After the End(38)
There is a break before her meeting, a rare twenty minutes in which she would have time only to walk to the canteen and back, with no time to buy anything in the middle. She goes instead to Nick’s office, where she gulps down tea made with the kettle he hides in a cupboard.
“They might agree,” he says.
“They won’t.”
“Then you have the backing of the trust.” Nick looks at her. “You’re not on your own with this.”
But it feels that way. Among the many foodstuffs that Habibeh has optimistically packed for Leila, there is a flat, foil-wrapped package. Leila smiles. Tahdig. The cooking of Persian rice leaves behind a crisp disc at the bottom of the pan—a delicacy Leila was reminded to share with guests when she was a child. She tears the tahdig in half and hands some to Nick.
“You need to hide your mum’s passport—this is incredible.”
“It’s pretty good.” Leila feels fortified by her mother’s love and by the reassurance from Nick. She calls Ruby as she walks back to the ward.
“I meant to ring sooner. I’m sorry I was late for your birthday meal. I’m sorry I was snappy.”
Ruby has never held a grudge. “You looked stressed—I was worried about you.”
“I’m always stressed.” Leila tries to make a joke of it.
“Not like this. What’s going on?”
Leila tells Ruby a little of what is happening, and Ruby listens silently and then says Jesus, that’s awful and I’d be in bits and I don’t know how you do it, and then Leila is standing by the entrance to PICU, and—
“I have to go.”
“I’m here if you need me, OK?”
There are so many people there to catch her if she falls. It helps, a little, to know that, but as she puts her head around the door to Room 1, and says Whenever you’re ready to Max and Pip, and as she walks a few steps ahead of them, down the long corridor to sit once again in the quiet room, she has never felt more alone.
* * *
No.” A tremor runs through Max Adams, so that he appears to be moving, even though he is sitting still. “I won’t let you do it.”

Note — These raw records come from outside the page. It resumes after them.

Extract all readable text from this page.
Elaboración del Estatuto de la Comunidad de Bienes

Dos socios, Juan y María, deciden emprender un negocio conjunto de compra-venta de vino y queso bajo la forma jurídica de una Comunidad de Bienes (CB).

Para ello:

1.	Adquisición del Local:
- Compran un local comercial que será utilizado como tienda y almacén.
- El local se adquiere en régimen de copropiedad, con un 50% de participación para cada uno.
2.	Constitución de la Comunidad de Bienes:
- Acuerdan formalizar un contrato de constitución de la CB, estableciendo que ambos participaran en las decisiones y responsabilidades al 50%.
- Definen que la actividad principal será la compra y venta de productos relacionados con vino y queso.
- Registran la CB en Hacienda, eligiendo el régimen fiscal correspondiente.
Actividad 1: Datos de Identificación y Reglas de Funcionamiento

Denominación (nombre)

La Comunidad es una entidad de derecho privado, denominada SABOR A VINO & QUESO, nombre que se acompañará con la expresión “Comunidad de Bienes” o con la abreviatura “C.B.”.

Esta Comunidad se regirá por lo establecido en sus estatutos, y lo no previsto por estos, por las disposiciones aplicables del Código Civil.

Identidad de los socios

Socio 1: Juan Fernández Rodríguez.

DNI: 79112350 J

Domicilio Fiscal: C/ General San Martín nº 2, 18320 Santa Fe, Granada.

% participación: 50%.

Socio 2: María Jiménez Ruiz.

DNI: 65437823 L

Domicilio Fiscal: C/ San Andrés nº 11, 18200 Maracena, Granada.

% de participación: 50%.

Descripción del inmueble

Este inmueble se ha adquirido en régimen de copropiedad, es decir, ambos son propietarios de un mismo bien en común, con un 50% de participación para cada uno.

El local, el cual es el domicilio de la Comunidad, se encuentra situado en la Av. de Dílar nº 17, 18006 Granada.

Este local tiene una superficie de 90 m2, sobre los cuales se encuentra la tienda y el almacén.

“I know this is the worst possible news for you,” Leila says. “We have reviewed Dylan’s case at length, and although we accept that proton beam therapy could reduce the tumor, we do not believe it will eradicate it completely.”
“So you’d let it grow?” Max says. “Until it kills him!”
“We would put in place a palliative care plan that managed Dylan’s condition and pain, and—”
“This is your fault.” Max turns on Pip, who has listened in silence to Leila’s summary of this morning’s meeting with the medical director. “The decision was ours. Ours. And then you changed your mind, and now—” He breaks off, scrubbing at his face with both hands.
“CAFCASS—the Children and Family Court Advisory and Support Service—will allocate an independent guardian for Dylan,” Leila says. “The guardian will appoint a barrister for him.” She looks between Max and Pip. “You will both be party to proceedings, and entitled to prepare a case.”
“We’ll have to go to court?” Pip says, looking stricken. “Against each other?”
Leila chooses her words carefully. “The hospital has applied for a court order to prevent Dylan from leaving St. Elizabeth’s and receiving any treatment other than palliative care. At any point, that application can be withdrawn—”
“So—” Max tries to speak, but Leila is insistent.
“—should consent for this plan be given by you both,” she finishes. Silence falls upon the room, as all three of them consider what this means for Dylan. For them.
“Then I will see you in court.” Max flashes a glance at his wife, and Leila wonders if Pip can see the sorrow in his eyes, or whether it is hidden by the anger in his voice. “Both of you.”
* * *
Leila’s head is pounding. She has arranged to meet Jim at eight thirty, and she thinks about canceling, but it is already eight p.m., and she cannot bring herself to be that person.
They meet at the King’s Arms.
“One lime and soda coming up.” Jim gives a theatrical bow, and disappears to the bar. Leila sees the table she sat at with Nick, the night of Ruby’s party, and feels a flush of embarrassment as she remembers how gently he sidestepped her suggestion they spend the evening together.
Jim reappears with a pint of lager and Leila’s soft drink. “So, Khalili, give me the highlights of your day. Best bit, worst bit. Shoot.”
He speaks as though he’s entertaining a crowd—energetic and played for laughs—and Leila wonders if it would become wearing, in time. If he ever turns it off. Nevertheless, she can’t help but smile. “Best bit?” she raises her glass. “A drink after work.”
“That’s the best bit? Wow, you must have had a really shit day.” He grins, but his voice softens as he reads Leila’s face. “Oh. You’ve had a really shit day, haven’t you?”
Leila nods.
“Want to talk about it?”
“It’s no worse than anything else, I mean . . .” She struggles to find the right words, and fixes her gaze on his. “Patients die, right? We lose people. All the time. But”—she shrugs unconvincingly—“that’s the job.”